5

Lukas Malberg quitta la clinique Santa Cecilia au bout de trois jours, contre l'avis du médecin qui insista pour qu'il évite tout effort et surtout tout énervement.

C'était plus facile à dire qu'à faire. Malberg tenta tout d'abord de s'éclaircir les idées dans sa chambre d'hôtel, où régnait une chaleur étouffante en cette période estivale, autour de ferragosto.

Le mystère enveloppant la mort de Marlène avait entamé ses facultés de jugement et de réflexion. Après avoir réfléchi pendant des heures, il en vint même à se demander sérieusement s'il avait vraiment vécu tout cela ou s'il ne l'avait pas tout simplement rêvé.

Pensif, il passa la main sur le dos de la reliure du petit carnet qui, lui, au moins, était réel. Il fallait qu'il sache ce qui s'était passé.

En proie à d'affreux doutes, il tira de sa poche le bout de papier sur lequel il avait noté les numéros de téléphone de Marlène et, prenant le combiné, en composa un. À sa grande surprise, il entendit une sonnerie.

- Allô ?

Malberg se figea de peur, incapable de poursuivre.

Une voix féminine répéta la question, plus énergiquement cette fois :

- Allô ? Qui est à l'appareil ?

- Lukas Malberg, bégaya-t-il. Marlène, c'est toi ?

- Marquise Lorenza Falconieri à l'appareil. Vous avez dit Malberg ? Le bouquiniste de Munich ?

- Oui, répondit-il d'une voix ténue tout en jetant un regard étonné sur son bout de papier.

- Je dois vous apprendre une bien triste nouvelle, commença la marquise sur un ton hésitant. Marlène est morte.

- Morte, répéta Malberg.

- Oui, la police ne sait pas encore s'il s'agit d'un accident ou d'un suicide...
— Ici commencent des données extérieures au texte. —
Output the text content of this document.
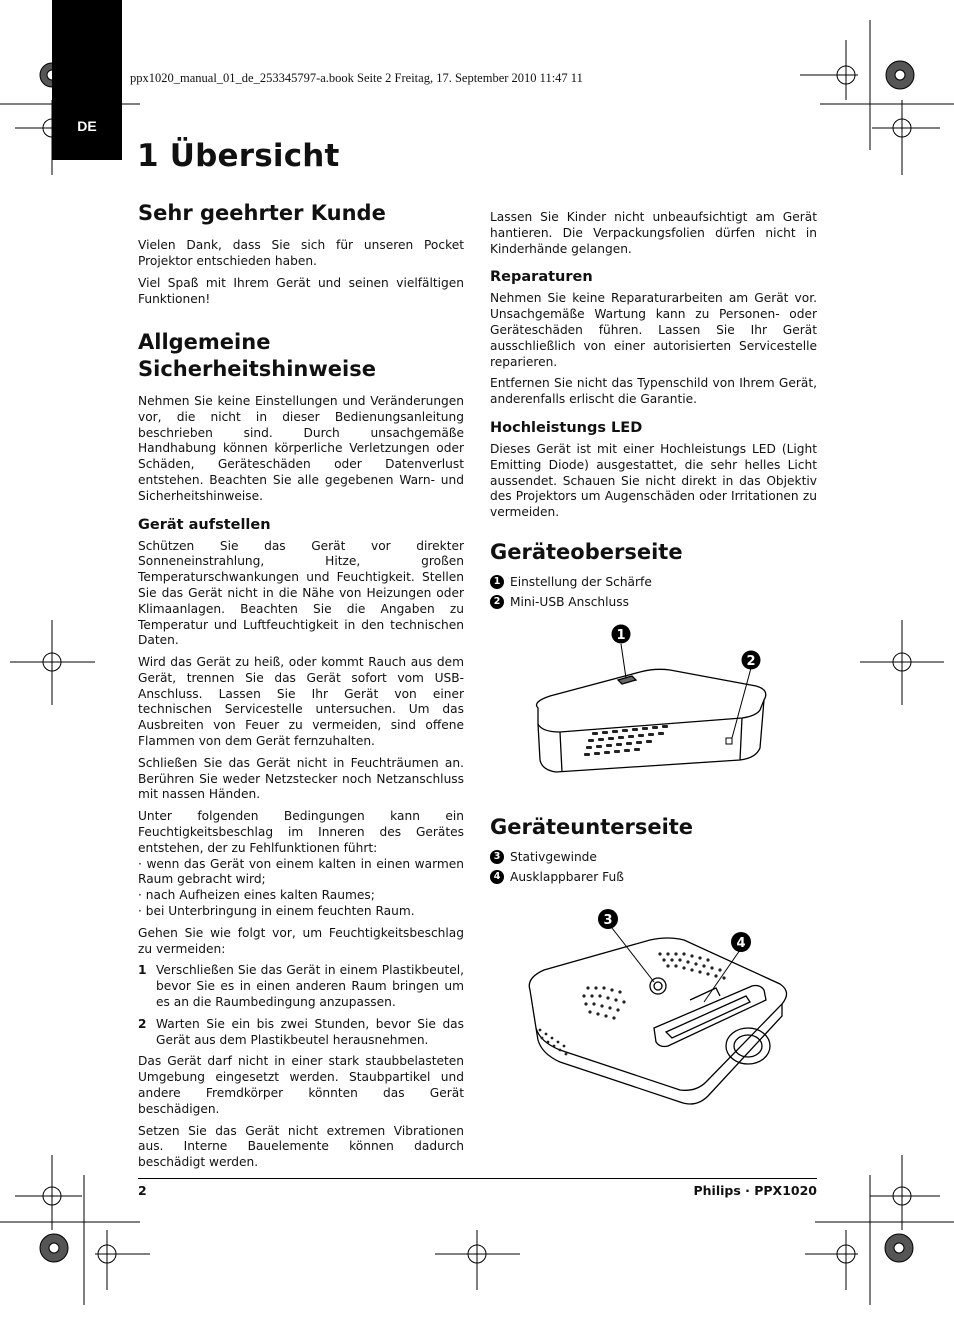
DE
ppx1020_manual_01_de_253345797-a.book Seite 2 Freitag, 17. September 2010 11:47 11
1 Übersicht
Sehr geehrter Kunde

Vielen Dank, dass Sie sich für unseren Pocket Projektor entschieden haben.

Viel Spaß mit Ihrem Gerät und seinen vielfältigen Funktionen!

Allgemeine Sicherheitshinweise

Nehmen Sie keine Einstellungen und Veränderungen vor, die nicht in dieser Bedienungsanleitung beschrieben sind. Durch unsachgemäße Handhabung können körperliche Verletzungen oder Schäden, Geräteschäden oder Datenverlust entstehen. Beachten Sie alle gegebenen Warn- und Sicherheitshinweise.

Gerät aufstellen

Schützen Sie das Gerät vor direkter Sonneneinstrahlung, Hitze, großen Temperaturschwankungen und Feuchtigkeit. Stellen Sie das Gerät nicht in die Nähe von Heizungen oder Klimaanlagen. Beachten Sie die Angaben zu Temperatur und Luftfeuchtigkeit in den technischen Daten.

Wird das Gerät zu heiß, oder kommt Rauch aus dem Gerät, trennen Sie das Gerät sofort vom USB-Anschluss. Lassen Sie Ihr Gerät von einer technischen Servicestelle untersuchen. Um das Ausbreiten von Feuer zu vermeiden, sind offene Flammen von dem Gerät fernzuhalten.

Schließen Sie das Gerät nicht in Feuchträumen an. Berühren Sie weder Netzstecker noch Netzanschluss mit nassen Händen.

Unter folgenden Bedingungen kann ein Feuchtigkeitsbeschlag im Inneren des Gerätes entstehen, der zu Fehlfunktionen führt:

· wenn das Gerät von einem kalten in einen warmen Raum gebracht wird;

· nach Aufheizen eines kalten Raumes;

· bei Unterbringung in einem feuchten Raum.

Gehen Sie wie folgt vor, um Feuchtigkeitsbeschlag zu vermeiden:

1 Verschließen Sie das Gerät in einem Plastikbeutel, bevor Sie es in einen anderen Raum bringen um es an die Raumbedingung anzupassen.
2 Warten Sie ein bis zwei Stunden, bevor Sie das Gerät aus dem Plastikbeutel herausnehmen.

Das Gerät darf nicht in einer stark staubbelasteten Umgebung eingesetzt werden. Staubpartikel und andere Fremdkörper könnten das Gerät beschädigen.

Setzen Sie das Gerät nicht extremen Vibrationen aus. Interne Bauelemente können dadurch beschädigt werden.

Lassen Sie Kinder nicht unbeaufsichtigt am Gerät hantieren. Die Verpackungsfolien dürfen nicht in Kinderhände gelangen.

Reparaturen

Nehmen Sie keine Reparaturarbeiten am Gerät vor. Unsachgemäße Wartung kann zu Personen- oder Geräteschäden führen. Lassen Sie Ihr Gerät ausschließlich von einer autorisierten Servicestelle reparieren.

Entfernen Sie nicht das Typenschild von Ihrem Gerät, anderenfalls erlischt die Garantie.

Hochleistungs LED

Dieses Gerät ist mit einer Hochleistungs LED (Light Emitting Diode) ausgestattet, die sehr helles Licht aussendet. Schauen Sie nicht direkt in das Objektiv des Projektors um Augenschäden oder Irritationen zu vermeiden.

Geräteoberseite
1 Einstellung der Schärfe
2 Mini-USB Anschluss
1
2
Geräteunterseite
3 Stativgewinde
4 Ausklappbarer Fuß
3
4
2	Philips · PPX1020
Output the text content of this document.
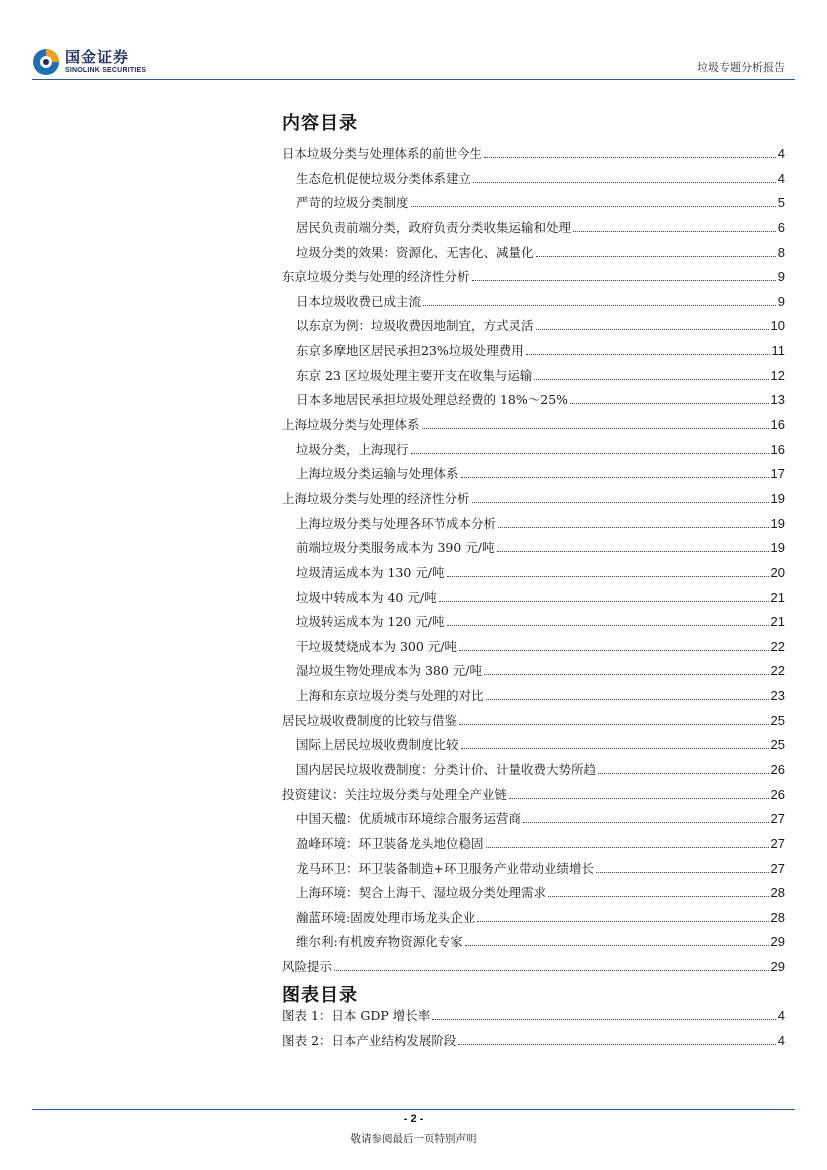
国金证券
SINOLINK SECURITIES	垃圾专题分析报告
内容目录
日本垃圾分类与处理体系的前世今生	4
生态危机促使垃圾分类体系建立	4
严苛的垃圾分类制度	5
居民负责前端分类，政府负责分类收集运输和处理	6
垃圾分类的效果：资源化、无害化、减量化	8
东京垃圾分类与处理的经济性分析	9
日本垃圾收费已成主流	9
以东京为例：垃圾收费因地制宜，方式灵活	10
东京多摩地区居民承担23%垃圾处理费用	11
东京 23 区垃圾处理主要开支在收集与运输	12
日本多地居民承担垃圾处理总经费的 18%～25%	13
上海垃圾分类与处理体系	16
垃圾分类，上海现行	16
上海垃圾分类运输与处理体系	17
上海垃圾分类与处理的经济性分析	19
上海垃圾分类与处理各环节成本分析	19
前端垃圾分类服务成本为 390 元/吨	19
垃圾清运成本为 130 元/吨	20
垃圾中转成本为 40 元/吨	21
垃圾转运成本为 120 元/吨	21
干垃圾焚烧成本为 300 元/吨	22
湿垃圾生物处理成本为 380 元/吨	22
上海和东京垃圾分类与处理的对比	23
居民垃圾收费制度的比较与借鉴	25
国际上居民垃圾收费制度比较	25
国内居民垃圾收费制度：分类计价、计量收费大势所趋	26
投资建议：关注垃圾分类与处理全产业链	26
中国天楹：优质城市环境综合服务运营商	27
盈峰环境：环卫装备龙头地位稳固	27
龙马环卫：环卫装备制造+环卫服务产业带动业绩增长	27
上海环境：契合上海干、湿垃圾分类处理需求	28
瀚蓝环境:固废处理市场龙头企业	28
维尔利:有机废弃物资源化专家	29
风险提示	29
图表目录
图表 1：日本 GDP 增长率	4
图表 2：日本产业结构发展阶段	4
- 2 -
敬请参阅最后一页特别声明
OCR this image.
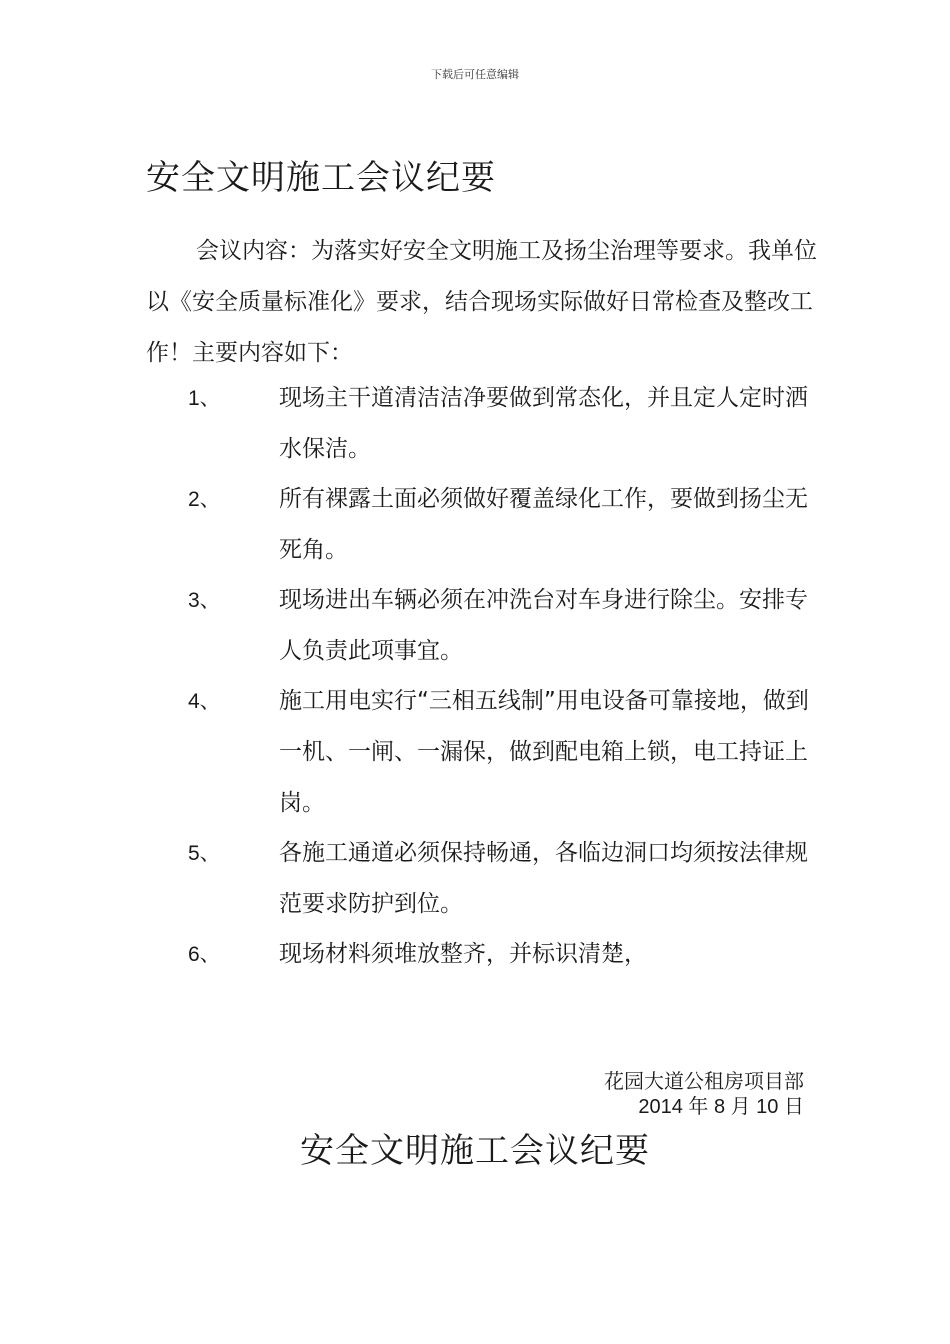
下载后可任意编辑
安全文明施工会议纪要

会议内容：为落实好安全文明施工及扬尘治理等要求。我单位以《安全质量标准化》要求，结合现场实际做好日常检查及整改工作！主要内容如下：

1、	现场主干道清洁洁净要做到常态化，并且定人定时洒水保洁。
2、	所有裸露土面必须做好覆盖绿化工作，要做到扬尘无死角。
3、	现场进出车辆必须在冲洗台对车身进行除尘。安排专人负责此项事宜。
4、	施工用电实行“三相五线制”用电设备可靠接地，做到一机、一闸、一漏保，做到配电箱上锁，电工持证上岗。
5、	各施工通道必须保持畅通，各临边洞口均须按法律规范要求防护到位。
6、	现场材料须堆放整齐，并标识清楚，
花园大道公租房项目部
2014 年 8 月 10 日
安全文明施工会议纪要
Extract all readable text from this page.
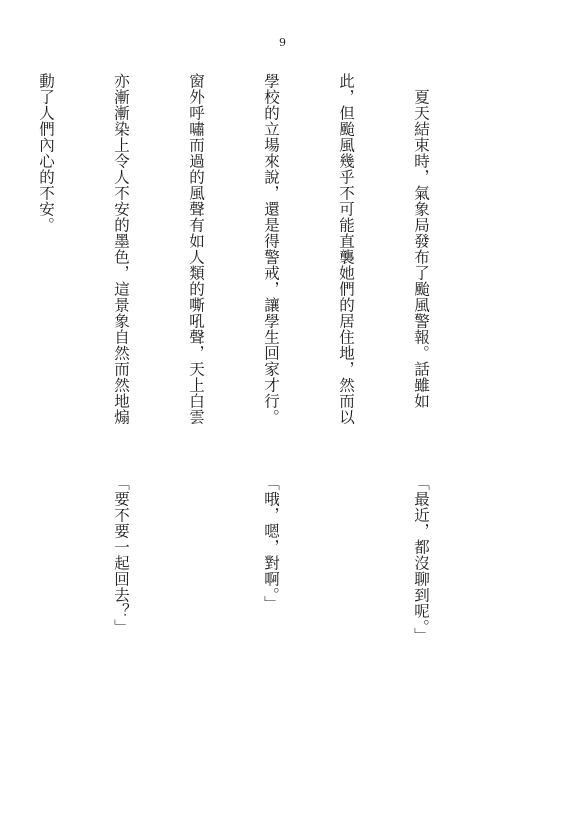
9

　夏天結束時，氣象局發布了颱風警報。話雖如

此，但颱風幾乎不可能直襲她們的居住地，然而以

學校的立場來說，還是得警戒，讓學生回家才行。

窗外呼嘯而過的風聲有如人類的嘶吼聲，天上白雲

亦漸漸染上令人不安的墨色，這景象自然而然地煽

動了人們內心的不安。

「最近，都沒聊到呢。」

「哦，嗯，對啊。」

「要不要一起回去？」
- Un accident ou un suicide ! Un suicide, jamais de la vie...

- On ne le sait pas encore, répéta la marquise d'une voix neutre et contenue. Vous voulez dire que Marlène n'était pas de ce genre de femmes capables de mettre fin à leurs propres jours ? Possible. Je ne la connaissais pas suffisamment pour en juger. D'ailleurs, qui est capable de lire pareilles choses dans un être humain ? Alors, ce doit être un accident.

- Ce n'était pas un accident ! rugit Malberg.

Il tressaillit en entendant ses propres paroles.

La marquise garda le silence pendant un court instant, avant de demander sur un ton méfiant :

- Et comment pouvez-vous en être si sûr ?

Gêné, Malberg garda le silence. Il avait le sentiment désagréable de s'empêtrer dans une affaire qui ne le regardait pas. Il tenait dans la main gauche le bout de papier avec les numéros de téléphone de Marlène. Celui de la marquise y figurait aussi.

Apparemment, dans son agitation, il avait confondu les deux numéros.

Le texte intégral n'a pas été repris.